The subsequent days saw further attempts to harass the girl complainant. The university administration issued showcause notices to Kavya and Vidya along with the students who stood by them, for "creating a tense situation in the campus", for talking to the media and so on! The students of PU, however, did not take it lying down. They fought back the patriarchal administration’s machinations fearlessly through campaigns and protests. Students and other democratic sections led by SFI and AIDWA staged another protest demonstration on 23 October in Puducherry demanding strict action against the sexual harassers and the setting up of GSCASH.
But in a decision that could only be termed illogical, irrational and shocking, the PU administration issued a memorandum, signed by the university Registrar, suspending the two girl students and five other students who stood by them. In the memorandum, the university administration sought to equate the aggressors and the victims by portraying the acts of sexual harassment and ragging as merely a case of “mutual fight and exchange of abusive words”. The other charges were even more ridiculous – “having approached the media to release the news without obtaining due permission from the University” and having organised “unauthorised protests within the university campus” are the other “crimes” that the students have supposedly engaged in. 
Since when did talking to the media and holding peaceful protests become crimes in this country?
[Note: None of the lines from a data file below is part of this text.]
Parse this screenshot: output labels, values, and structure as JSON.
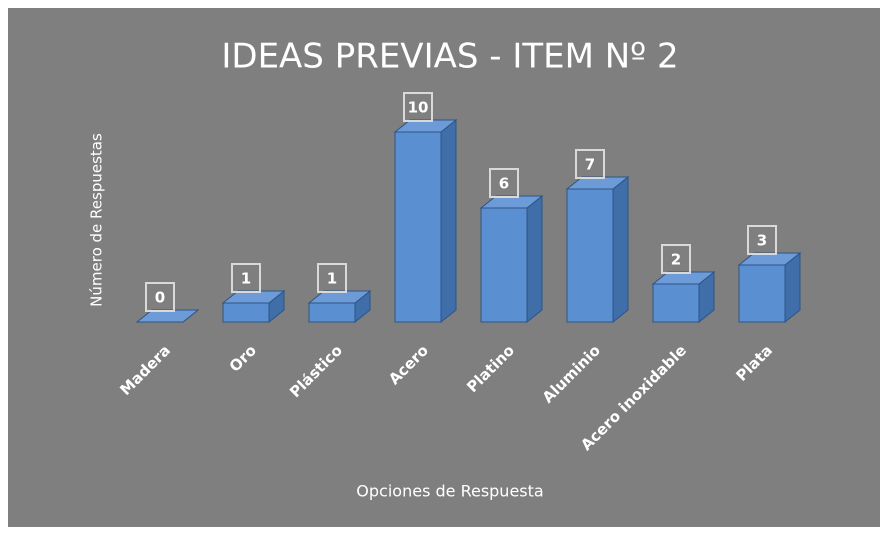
{
  "chart_data": {
    "type": "bar3d",
    "title": "IDEAS PREVIAS - ITEM Nº 2",
    "y_label": "Número de Respuestas",
    "x_label": "Opciones de Respuesta",
    "categories": [
      "Madera",
      "Oro",
      "Plástico",
      "Acero",
      "Platino",
      "Aluminio",
      "Acero inoxidable",
      "Plata"
    ],
    "values": [
      0,
      1,
      1,
      10,
      6,
      7,
      2,
      3
    ],
    "color": "#5a8fd2",
    "ylim": [
      0,
      10
    ]
  }
}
Since when did "the right to freedom of speech and expression", and "the right to assemble peaceably and without arms" cease to be part of the Fundamental Rights guaranteed by the Constitution of India? The right to protest against injustice constitutes the very essence of democracy, the suppression of which has become the hallmark of the Pondicherry University administration.
Kavya, one of the complainants suspended by the University, was on an indefinite hunger strike from Monday (4 November 2013) against the despotic, vindictive measures by the University administration. Most condemnably, the police forcibly arrested her on Thursday night. But her mantle was taken up by Vidya, Abhijith and Rony, who went on hunger strike immediately. Within hours (on Friday, 8 November), the Madras High Court issued a stay order on the University's decision to suspend the students. The struggle of the student community for justice will now continue with renewed vigour.
SFI has demanded that the Union Minister of Human Resource Development, the UGC and the Vice-President of India (who is the Chancellor of PU) must intervene to ensure the safety and security of girl students in the campus and to ensure that the culprits in the case are given exemplary punishment. We demand that a GSCASH be set up in the University immediately as the students have been demanding, and that action be taken against those in the administration who sought to protect those who engaged in sexual harassment and ragging.

It is of deep concern to the student community that 16 years after the Supreme Court in its Vishaka judgement of 1997 laid down binding directives regarding the formation of committees to deal with cases of sexual harassment, GSCASH has still not been formed even in most central Universities. SFI demands that GSCASH be constituted in all Universities and colleges in the country in order to effectively address cases of sexual harassment in campuses and to sensitise students on gender issues. The incidents in PU underscore the need for intensifying our struggle for gender justice and against ragging in campuses across the country.